Seeing celebrities wearing some mad outfits just dey sweet me! Have you seen some of Asake or Rema or Burna Boy’s fits? They are donned in the nicest clothes. How you dress accentuates your persona and personality. Don't tell me you didn’t see Asake’s skirt outfit from his Chicago concert.
Anyways, we did some research and found out that the people behind all these badass outfits afrobeat stars wear are their stylists. Then we went around Lagos and found Celebrity Stylist Victor Nja.
Nja Mbuotidem Victor Ori is a creative director, fashion designer & stylist based in Lagos Nigeria. He currently runs Tuff World (An art-inclined luxury streetwear brand). Victor has been in showbiz for over 5 years and has styled notable A-listers such as Rema, Bnxn fka Buju, Oxlade, Zinoleesky, Asake, Timaya, and The DMW Crew to name a few–so the majority of the eccentric style pieces you see on your faves he probably styled it.
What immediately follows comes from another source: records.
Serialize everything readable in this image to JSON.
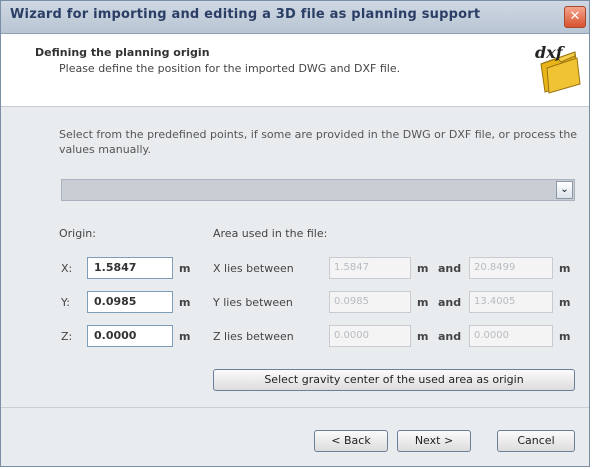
{
  "window": {
    "title": "Wizard for importing and editing a 3D file as planning support",
    "close_symbol": "✕"
  },
  "header": {
    "title": "Defining the planning origin",
    "subtitle": "Please define the position for the imported DWG and DXF file.",
    "icon": "dxf-folder-icon",
    "icon_text": "dxf"
  },
  "instructions": "Select from the predefined points, if some are provided in the DWG or DXF file, or process the values manually.",
  "predefined_combo": {
    "value": "",
    "arrow": "⌄"
  },
  "origin": {
    "label": "Origin:",
    "rows": [
      {
        "axis": "X:",
        "value": "1.5847",
        "unit": "m"
      },
      {
        "axis": "Y:",
        "value": "0.0985",
        "unit": "m"
      },
      {
        "axis": "Z:",
        "value": "0.0000",
        "unit": "m"
      }
    ]
  },
  "area": {
    "label": "Area used in the file:",
    "rows": [
      {
        "label": "X lies between",
        "min": "1.5847",
        "min_unit": "m",
        "and": "and",
        "max": "20.8499",
        "max_unit": "m"
      },
      {
        "label": "Y lies between",
        "min": "0.0985",
        "min_unit": "m",
        "and": "and",
        "max": "13.4005",
        "max_unit": "m"
      },
      {
        "label": "Z lies between",
        "min": "0.0000",
        "min_unit": "m",
        "and": "and",
        "max": "0.0000",
        "max_unit": "m"
      }
    ]
  },
  "gravity_button": "Select gravity center of the used area as origin",
  "footer": {
    "back": "< Back",
    "next": "Next >",
    "cancel": "Cancel"
  },
  "colors": {
    "title_text": "#2a3e66",
    "close_button": "#d8522d",
    "folder": "#e8b418"
  }
}
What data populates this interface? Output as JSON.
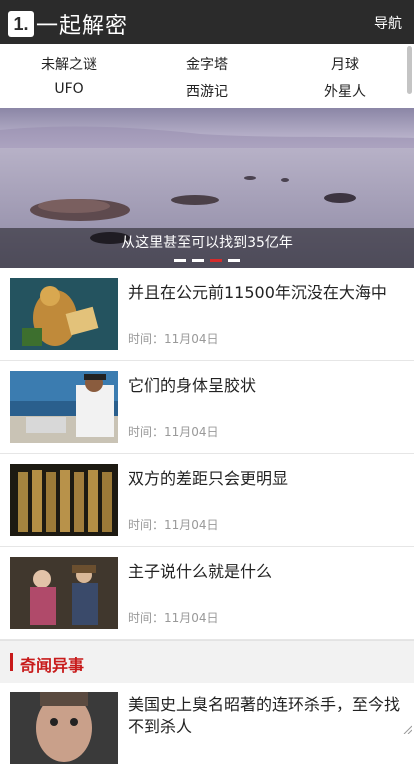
{
  "header": {
    "logo_mark": "1.",
    "title": "一起解密",
    "nav_label": "导航"
  },
  "categories": [
    "未解之谜",
    "金字塔",
    "月球",
    "UFO",
    "西游记",
    "外星人"
  ],
  "banner": {
    "caption": "从这里甚至可以找到35亿年",
    "slide_count": 4,
    "active_index": 2
  },
  "articles": [
    {
      "title": "并且在公元前11500年沉没在大海中",
      "time": "时间：11月04日"
    },
    {
      "title": "它们的身体呈胶状",
      "time": "时间：11月04日"
    },
    {
      "title": "双方的差距只会更明显",
      "time": "时间：11月04日"
    },
    {
      "title": "主子说什么就是什么",
      "time": "时间：11月04日"
    }
  ],
  "section": {
    "title": "奇闻异事"
  },
  "section_articles": [
    {
      "title": "美国史上臭名昭著的连环杀手，至今找不到杀人"
    }
  ],
  "colors": {
    "header_bg": "#2b2b2b",
    "accent": "#c81b1b"
  }
}
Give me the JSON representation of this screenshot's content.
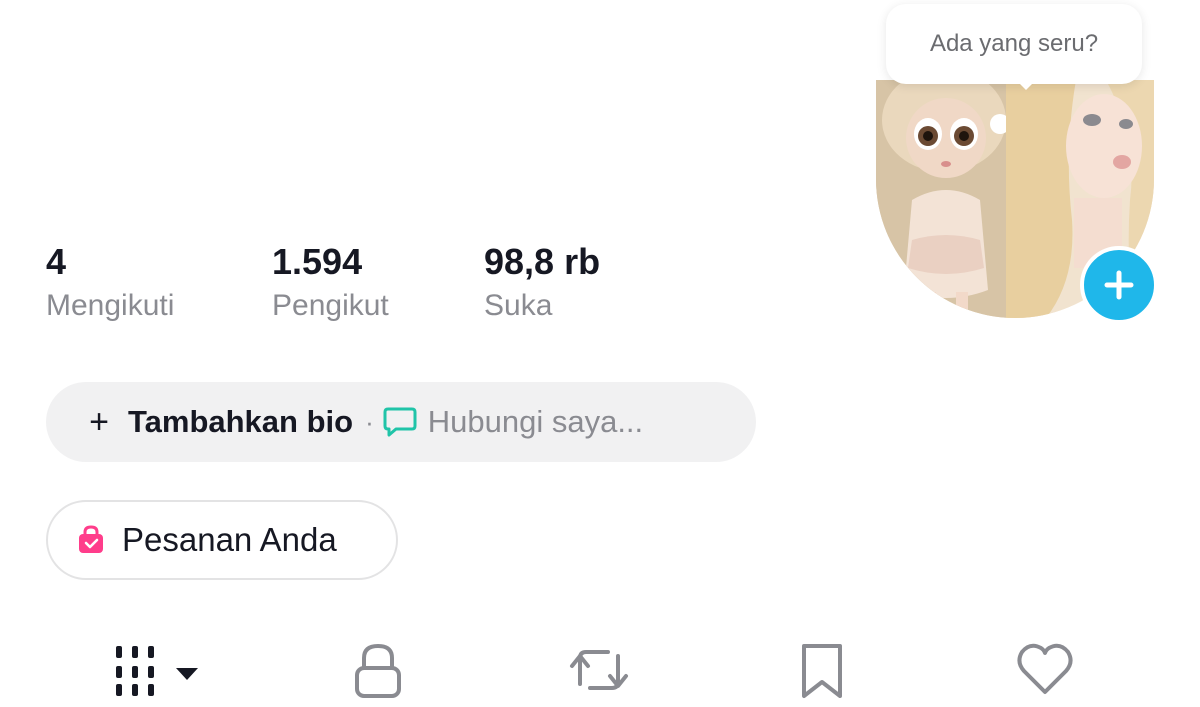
{
  "stats": [
    {
      "value": "4",
      "label": "Mengikuti"
    },
    {
      "value": "1.594",
      "label": "Pengikut"
    },
    {
      "value": "98,8 rb",
      "label": "Suka"
    }
  ],
  "bio": {
    "add_label": "Tambahkan bio",
    "separator": "·",
    "contact_label": "Hubungi saya..."
  },
  "orders": {
    "label": "Pesanan Anda"
  },
  "tooltip": {
    "text": "Ada yang seru?"
  },
  "tabs": [
    {
      "name": "posts-grid",
      "icon": "grid-icon"
    },
    {
      "name": "private",
      "icon": "lock-icon"
    },
    {
      "name": "reposts",
      "icon": "repost-icon"
    },
    {
      "name": "favorites",
      "icon": "bookmark-icon"
    },
    {
      "name": "liked",
      "icon": "heart-icon"
    }
  ],
  "colors": {
    "text_primary": "#161823",
    "text_secondary": "#8a8b91",
    "pill_bg": "#f1f1f2",
    "accent_blue": "#1fb7ea",
    "contact_icon": "#20c4a8",
    "orders_icon": "#ff3d8b"
  }
}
And you know we are always curious here, so we had a chat with him about how he runs this business and makes money off it. It seems like a really fun job to do.
What is the Victor Nja story?
Styling and fashion have always been second nature to me; from way back in secondary school until now when I decided to create a career out of it. I grew up watching the adults around me style themselves in clothes that were different from the norm. Every Church Sunday, I’d just stay and admire everyone’s clothes. I think that was my first introduction to styling.
Who is the most popular celebrity you’ve styled?
I’ve worked with several celebrities, both mainstream and upcoming in Nigeria and internationally; I’ve worked with Asake, Teni, Davido, Rema, Timaya, Oxlade to name a few. But given the nature of Asake and BNXN’s (Buju) career sprout, I’ll say they are some of the most popular Nigerian celebrities I’ve styled this year. For international celebrities, it’s Majid Jordan who is signed to Drake’s OVO record label on the song with Nonso Amadi
How do you make money as a stylist?
Omo! Working as a stylist is not all roses and champagne oh! Majority of the time I end up spending all my take-home profit on sourcing the items to fit my clients in. Like sometimes if I spend money on two outfits here and there the money is gone. In this kind of business, you should have the mindset of running a long-term investment instead of a quick way to make money.
Definitely, business has to be steady but not slow, how has your business evolved?
In the beginning, I’d charge as little as 15k per gig and try to work with that budget even though it was impossible…but man’s gotta eat! But yeah, now I have to think of each person’s preferences, their budgets, their personality and the kind of art they put out. This helps decide if I’ll be fitting them in a custom-made piece or something off the rack (ready-to-wear).
What does your work day look like?
Sometimes my work day is me running around shopping for materials, and clothes, then back and forth at my tailor's place. And on other days, I’m on set with my clients—under the Sun (outdoor shoot) or inside heat (indoor shoot). But my work day cannot fully be explained, because it’s never the same situation twice. My work day is very flexible and stressful, I have to go around on my own sorting for clothing items. When that’s done, it’s off to set
What’s it like working with celebrities?
Working with celebrities can be fun and tedious at the same time; it’s complex. You have to read the room, each person has a different personality, and we have to accommodate their thoughts, style, likes, and dislikes in styling them.
What are some of the craziest experiences you have had since building your company?
We are in Lagos and craze no dey finish! But one time I took a rack of clothes worth over 2m to a client's house to style him and when we got there—he told his maid to only collect the clothes from us and we were told he didn’t need us, that only the clothes we had were important. They wasted my time, and a lot of back and forth before they finally allowed us in.
What are some of your challenges in this business?
Another crazy thing that happens is the struggle of getting clients to pay on time; one time I had to chase and beg a client to pay me just 50k. So if you don’t have mind and patience, this type of business will give you headaches
What are some lessons you have learned from running your own business?
Never undersell yourself, when you run your own business—you’re in the position to dictate how much you’re worth. Along the years in the beginning of your career, people will try to downplay your work, worth and relevance, but it’s up to you to design what you want
Where do you see your brand in the next few years?
I hope to get my styling and clothing company recognized globally, currently, my brand is divided into two: Tuffworld (Bespoke and Tuff merch designed by me) and TheVictorNja (styling). I see my brand getting me into rooms where I never imagined I’d get into. It’s just the beginning honestly.